Just as with playing tug, it is a common belief that off leash dog parks are one of the worst things you can do for your dog. Like playing tug, dog parks can be very bad if not done properly. Criticisms are that dog parks are dangerous and that your dog will learn bad habits there. It is undeniably true that the dog park can be an extremely dangerous place. You don’t want your dog around unruly Rottweilers and Pitbulls; your dog can get killed! Just as with playing tug, I’m not suggesting that you turn your dog loose in the off leash dog park and step aside. He needs structure there, despite the aura of absolute freedom! He needs you to show him what’s allowed and what’s not.
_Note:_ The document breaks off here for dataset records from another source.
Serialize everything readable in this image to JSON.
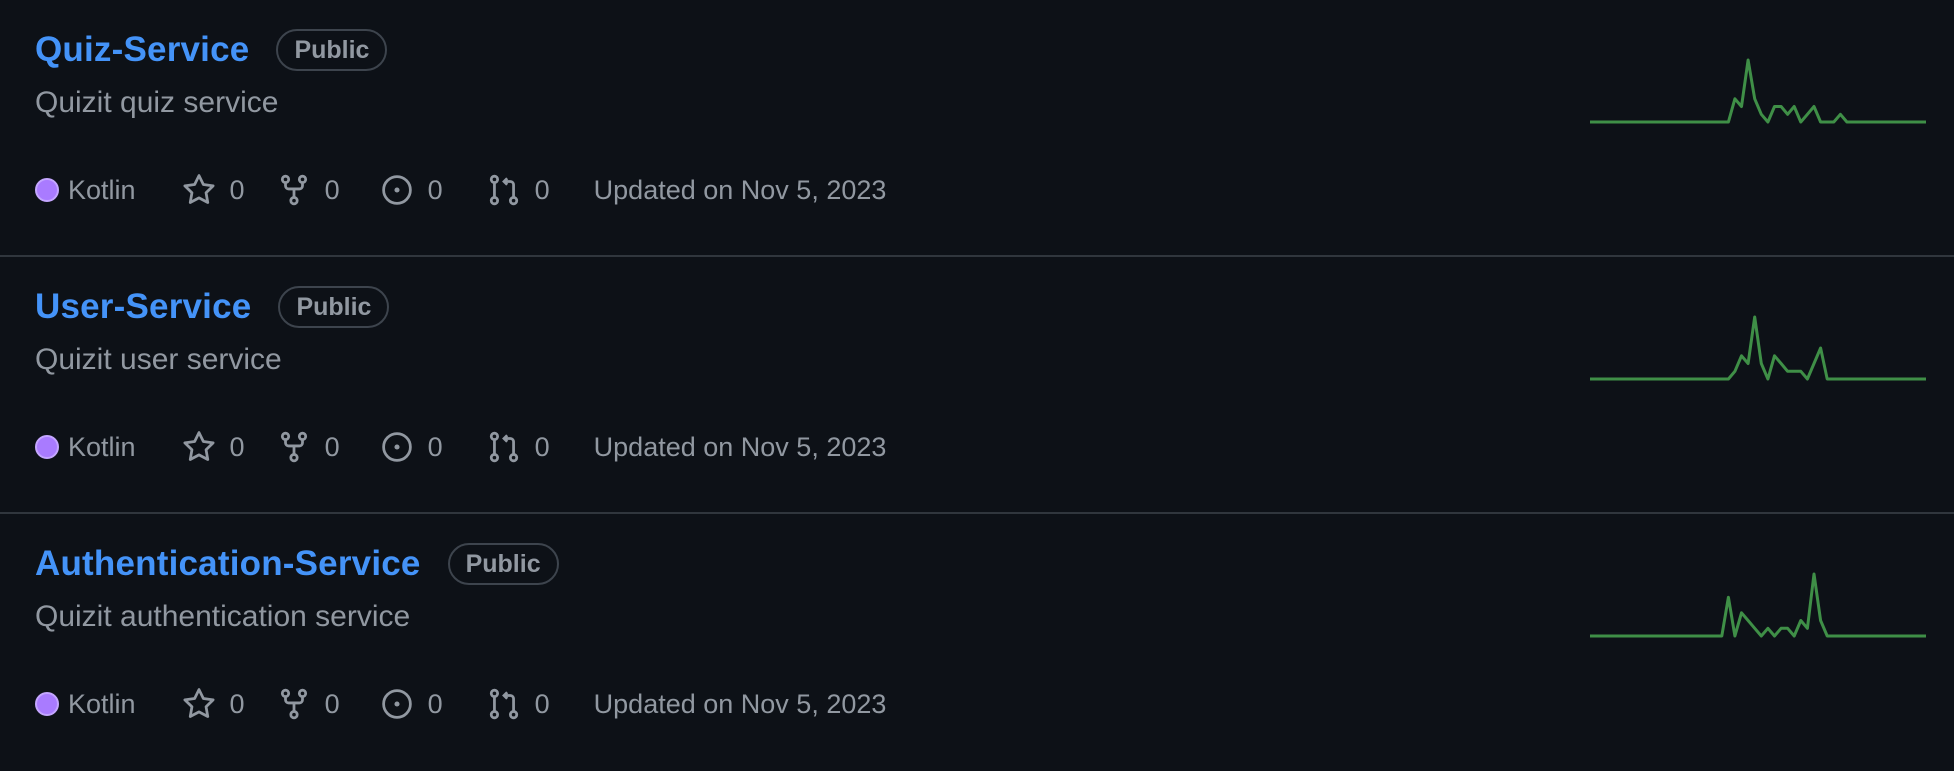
{
  "repos": [
    {
      "name": "Quiz-Service",
      "visibility": "Public",
      "description": "Quizit quiz service",
      "language": "Kotlin",
      "language_color": "#a97bff",
      "stars": "0",
      "forks": "0",
      "issues": "0",
      "pull_requests": "0",
      "updated": "Updated on Nov 5, 2023",
      "activity": [
        0,
        0,
        0,
        0,
        0,
        0,
        0,
        0,
        0,
        0,
        0,
        0,
        0,
        0,
        0,
        0,
        0,
        0,
        0,
        0,
        0,
        0,
        3,
        2,
        8,
        3,
        1,
        0,
        2,
        2,
        1,
        2,
        0,
        1,
        2,
        0,
        0,
        0,
        1,
        0,
        0,
        0,
        0,
        0,
        0,
        0,
        0,
        0,
        0,
        0,
        0,
        0
      ]
    },
    {
      "name": "User-Service",
      "visibility": "Public",
      "description": "Quizit user service",
      "language": "Kotlin",
      "language_color": "#a97bff",
      "stars": "0",
      "forks": "0",
      "issues": "0",
      "pull_requests": "0",
      "updated": "Updated on Nov 5, 2023",
      "activity": [
        0,
        0,
        0,
        0,
        0,
        0,
        0,
        0,
        0,
        0,
        0,
        0,
        0,
        0,
        0,
        0,
        0,
        0,
        0,
        0,
        0,
        0,
        1,
        3,
        2,
        8,
        2,
        0,
        3,
        2,
        1,
        1,
        1,
        0,
        2,
        4,
        0,
        0,
        0,
        0,
        0,
        0,
        0,
        0,
        0,
        0,
        0,
        0,
        0,
        0,
        0,
        0
      ]
    },
    {
      "name": "Authentication-Service",
      "visibility": "Public",
      "description": "Quizit authentication service",
      "language": "Kotlin",
      "language_color": "#a97bff",
      "stars": "0",
      "forks": "0",
      "issues": "0",
      "pull_requests": "0",
      "updated": "Updated on Nov 5, 2023",
      "activity": [
        0,
        0,
        0,
        0,
        0,
        0,
        0,
        0,
        0,
        0,
        0,
        0,
        0,
        0,
        0,
        0,
        0,
        0,
        0,
        0,
        0,
        5,
        0,
        3,
        2,
        1,
        0,
        1,
        0,
        1,
        1,
        0,
        2,
        1,
        8,
        2,
        0,
        0,
        0,
        0,
        0,
        0,
        0,
        0,
        0,
        0,
        0,
        0,
        0,
        0,
        0,
        0
      ]
    }
  ]
}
The biggest challenge at the dog park is that the other dogs there need boundaries too, and most owners don’t provide them. See my off leash dog park guidelines here.
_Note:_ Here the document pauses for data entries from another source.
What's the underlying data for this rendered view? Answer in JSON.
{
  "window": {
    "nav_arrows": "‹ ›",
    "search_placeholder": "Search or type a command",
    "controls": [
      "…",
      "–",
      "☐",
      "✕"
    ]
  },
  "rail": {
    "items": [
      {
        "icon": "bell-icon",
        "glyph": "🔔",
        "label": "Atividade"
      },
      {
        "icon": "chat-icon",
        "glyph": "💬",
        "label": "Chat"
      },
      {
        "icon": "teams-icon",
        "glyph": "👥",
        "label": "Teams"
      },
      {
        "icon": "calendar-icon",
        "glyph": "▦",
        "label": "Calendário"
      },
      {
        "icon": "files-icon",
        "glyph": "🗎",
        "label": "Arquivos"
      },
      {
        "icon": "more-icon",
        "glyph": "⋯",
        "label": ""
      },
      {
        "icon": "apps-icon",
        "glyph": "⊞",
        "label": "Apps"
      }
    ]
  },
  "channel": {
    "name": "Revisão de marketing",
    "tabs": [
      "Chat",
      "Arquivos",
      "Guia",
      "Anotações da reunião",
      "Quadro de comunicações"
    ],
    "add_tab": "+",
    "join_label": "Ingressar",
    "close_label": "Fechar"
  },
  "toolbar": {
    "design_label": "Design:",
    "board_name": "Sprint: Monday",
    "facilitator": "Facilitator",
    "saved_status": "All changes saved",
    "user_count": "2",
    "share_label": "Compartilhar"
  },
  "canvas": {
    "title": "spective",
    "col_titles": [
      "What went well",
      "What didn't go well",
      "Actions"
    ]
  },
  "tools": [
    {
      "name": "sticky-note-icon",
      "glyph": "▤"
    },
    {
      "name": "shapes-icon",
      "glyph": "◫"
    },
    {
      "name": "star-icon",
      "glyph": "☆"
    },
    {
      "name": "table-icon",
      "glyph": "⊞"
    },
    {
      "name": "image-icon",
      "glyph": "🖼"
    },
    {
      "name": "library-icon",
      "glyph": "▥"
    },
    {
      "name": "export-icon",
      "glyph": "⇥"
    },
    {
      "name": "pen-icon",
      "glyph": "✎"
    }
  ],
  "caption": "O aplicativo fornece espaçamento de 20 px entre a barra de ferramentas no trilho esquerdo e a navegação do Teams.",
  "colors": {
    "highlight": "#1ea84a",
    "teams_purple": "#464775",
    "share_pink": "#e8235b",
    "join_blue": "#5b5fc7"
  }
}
When done properly, there really is no substitute for dogs being able to run full speed, to chase and be chased by other dogs. Other dogs can challenge your dog in ways that you can’t. If you watch dogs play, you will see that they constantly keep each other guessing and anticipating their next move. That challenges and engages your dog both physically and mentally and that’s MUCH more effective than physical exercise alone. Even if you have two dogs that like to play with each other it’s not nearly the same as the dog park. Two dogs that live together quickly figure out how each other plays and then the game is not nearly as challenging.
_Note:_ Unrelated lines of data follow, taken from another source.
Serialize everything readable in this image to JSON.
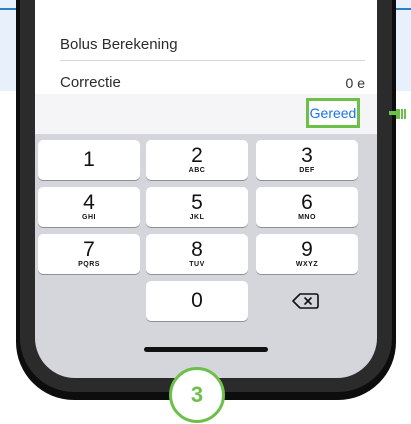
{
  "list": {
    "row1_label": "Bolus Berekening",
    "row2_label": "Correctie",
    "row2_value": "0 e"
  },
  "accessory": {
    "done_label": "Gereed"
  },
  "keypad": {
    "k1": {
      "num": "1",
      "sub": ""
    },
    "k2": {
      "num": "2",
      "sub": "ABC"
    },
    "k3": {
      "num": "3",
      "sub": "DEF"
    },
    "k4": {
      "num": "4",
      "sub": "GHI"
    },
    "k5": {
      "num": "5",
      "sub": "JKL"
    },
    "k6": {
      "num": "6",
      "sub": "MNO"
    },
    "k7": {
      "num": "7",
      "sub": "PQRS"
    },
    "k8": {
      "num": "8",
      "sub": "TUV"
    },
    "k9": {
      "num": "9",
      "sub": "WXYZ"
    },
    "k0": {
      "num": "0"
    }
  },
  "step_badge": "3",
  "colors": {
    "accent_green": "#6cc04a",
    "link_blue": "#1b73e8",
    "top_line": "#2a7fc9"
  }
}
At the dog park your dog has to learn to read and respond to other dog’s social cues — dogs your dog doesn’t know. Some of those dogs don’t know how to play. It uses a lot of brain power when your dog has to figure out if those other dogs are playing or being aggressive! It’s like playing a long game of chess — while running up a hill!
This combination of mental stimulation and exercise tires your dog on multiple levels! Even if you took your dog for an hour bike ride or run every day (which you should never do with puppies less than one year old), your dog might come home and plop down for 20 minutes, maybe even an hour. If you go to the off leash dog park for an hour, once your dog is comfortable enough to run and chase and play the entire time, your dog will come home and plop down for three hours and won’t move! There’s no substitute for that.
Dog day care can be even better, and a lot less time consuming for you. A nine-hour day of running around and playing with other dogs is like ten trips to the dog park! Most dogs will be tuckered out for a few days after that. Be sure that the day care facility you choose does a good job of screening dogs and is well-supervised.
This brings us to the last item on the list of what distinguishes me from most dog trainers: I individualize my approach for each unique situation. Not all dogs and owners respond the same way to the same techniques and no single method works for all dogs and owners. The key to changing dog, and more importantly owner, behavior is to find what works. The only way to do that is to figure out what isn’t working and try different approaches until you get the result you want. Figuring out what isn’t working and why can be extremely difficult. Look for a future blog article on this complex topic! In the meantime, play tug, head for the dog park, and happy training to all!